[-empyre-] riddle and enigma
hi joel, eugenie, alan, all,
alan asked how i would model the semantics of a poem. meaning is constructed
and invented, isn't it. boring to read stuff that 'cannot be misunderstood'.
and impossible. we can show more than tell. telling presupposes an
unequivocal meaning but meaning is constructed not so much like putting
together a jig saw puzzle (unique construction) but a poem (multiply
interpretable). should writing engage our own inventive faculties intensely,
we enjoy it. our spark jumps the gaps. we enjoy putting things together, are
intensely inferential. of necessity. perception is discrete/nerves must
fire, but we infer continuity. writing is broken into pieces but we infer
the processses by which we parse text and construct meaning are probably not
different in kind from the processes by which we interpret other perceptions
of the poemy universe.
there's riddle and there's enigma. from moment to moment we interpret
enigma. and riddle. enigmatically, apparently. i saw a book of poems titled
'Interpreting Silence'. Great title. The book was OK. Hard to live up to
such a title, I guess.
language and the theory of computation. language and theories of perception.

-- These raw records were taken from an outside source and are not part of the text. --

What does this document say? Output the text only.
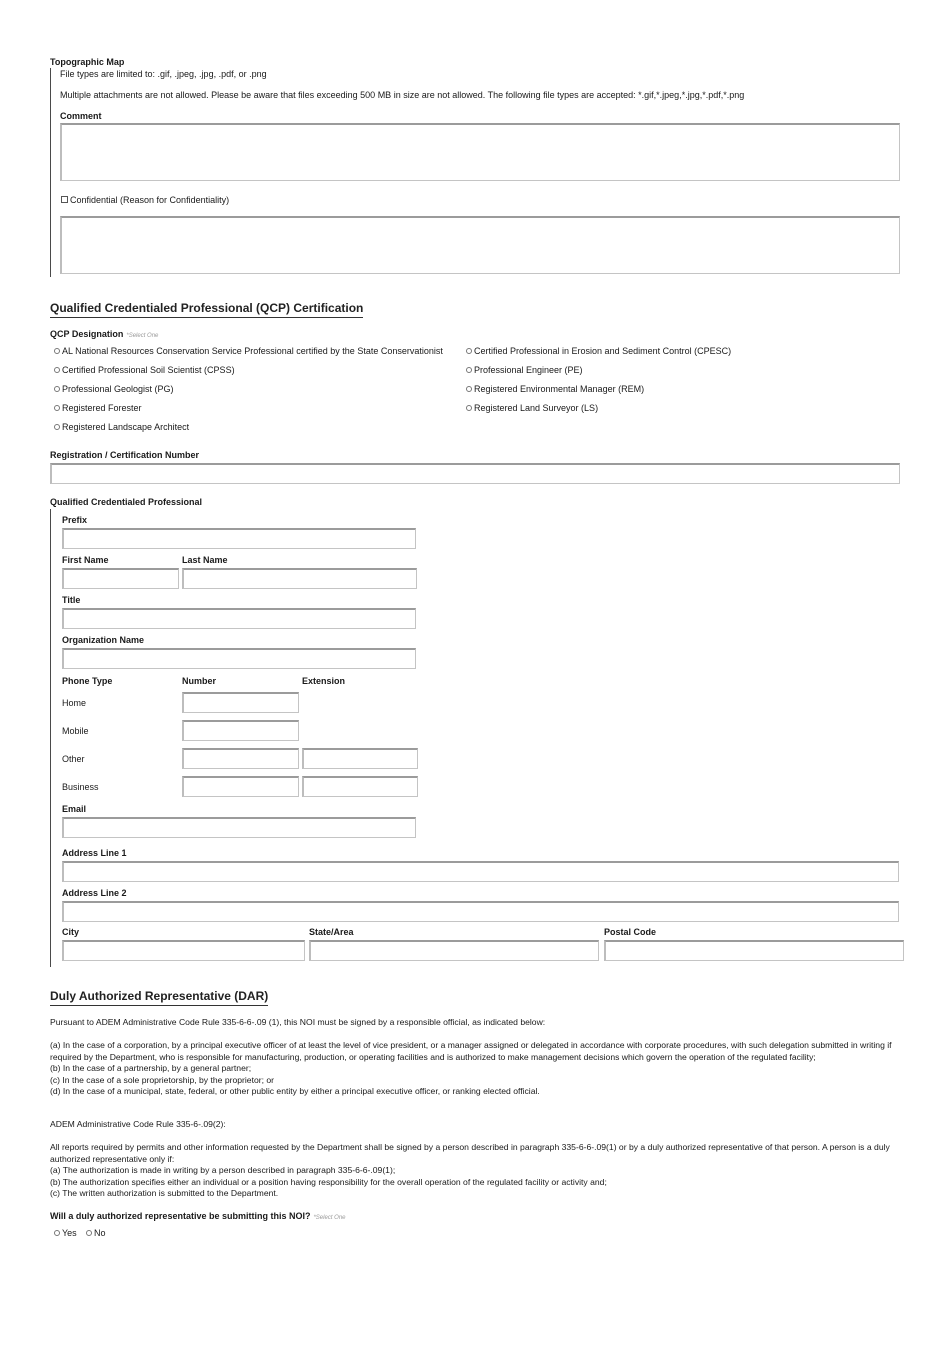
Topographic Map
File types are limited to: .gif, .jpeg, .jpg, .pdf, or .png
Multiple attachments are not allowed. Please be aware that files exceeding 500 MB in size are not allowed. The following file types are accepted: *.gif,*.jpeg,*.jpg,*.pdf,*.png
Comment
Confidential (Reason for Confidentiality)
Qualified Credentialed Professional (QCP) Certification
QCP Designation *Select One
AL National Resources Conservation Service Professional certified by the State Conservationist	Certified Professional in Erosion and Sediment Control (CPESC)
Certified Professional Soil Scientist (CPSS)	Professional Engineer (PE)
Professional Geologist (PG)	Registered Environmental Manager (REM)
Registered Forester	Registered Land Surveyor (LS)
Registered Landscape Architect
Registration / Certification Number
Qualified Credentialed Professional
Prefix
First Name	Last Name
Title
Organization Name
Phone Type	Number	Extension
Home
Mobile
Other
Business
Email
Address Line 1
Address Line 2
City	State/Area	Postal Code
Duly Authorized Representative (DAR)
Pursuant to ADEM Administrative Code Rule 335-6-6-.09 (1), this NOI must be signed by a responsible official, as indicated below:
(a) In the case of a corporation, by a principal executive officer of at least the level of vice president, or a manager assigned or delegated in accordance with corporate procedures, with such delegation submitted in writing if required by the Department, who is responsible for manufacturing, production, or operating facilities and is authorized to make management decisions which govern the operation of the regulated facility;
(b) In the case of a partnership, by a general partner;
(c) In the case of a sole proprietorship, by the proprietor; or
(d) In the case of a municipal, state, federal, or other public entity by either a principal executive officer, or ranking elected official.
ADEM Administrative Code Rule 335-6-.09(2):
All reports required by permits and other information requested by the Department shall be signed by a person described in paragraph 335-6-6-.09(1) or by a duly authorized representative of that person. A person is a duly authorized representative only if:
(a) The authorization is made in writing by a person described in paragraph 335-6-6-.09(1);
(b) The authorization specifies either an individual or a position having responsibility for the overall operation of the regulated facility or activity and;
(c) The written authorization is submitted to the Department.
Will a duly authorized representative be submitting this NOI? *Select One
Yes	No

language and theories of mind. i started out studying lit and math. some
years later i went back to school to study computer science and math. much
of the computing stuff was kinda dull, but there was one course, called
'language and the theory of computation' that tingled my nerves. to see how
central the study of language is to the study of computing was pretty
inspiring, and to see how study of language has figured in some of the
outstanding mathematics of the last century changed my outlook on the
relations between math and language. enigma: 'in the beginning was the
word'... youda thunk in the beginning was the thing itself...or
whatever...in any case, the relations between language and creation are deep
and near the source of creation.
wouldn't it be interesting if the mechanisms of our perception and
meaning-construction use a type of language that is fundamentally richer
than 'natural language'? if this is possible. intuition says it isn't but
there's the countably infinite and the uncountably infinite, the 'rational'
and the 'irrational' (and beyond both) and whoda thunk it? So that we could
aspire to 'speak the body electric'.
tamara spoke of creating work that 'juggles' different media. our processing
of sensory data does this routinely. we 'read' it from moment to moment. but
we do not 'write' it routinely, except in reverie and dream, ie, to
ourselves. yet we don't have to 'write' to the complete sensorium of others
in order to engage them in the construction of a world; they do it anyway;
we have 'merely' to engage their imaginations. so less can be more, if the
goal is invention, creation, and discovery. and communication, if meaning is
constructed rather than 'ready made', if communication is a kind of
gift-giving where some assembly is required, the instructions are largely
implicit, and the intent is not so much like a jig saw puzzle as a poem.
still, however flexible and non-determinative the construction of meaning,
that doesn't necessarily imply that it is non-algorithmic. Also, however
mysterious and complex the ways in which the body and mind code the data of
the sensorium and the subsequent processed version of it, I don't see any
way around the notion that they are indeed coded some way in the body,
unless our memories are not stored in the body but are elsewhere. This is i
suppose possible but it doesn't seem likely to me.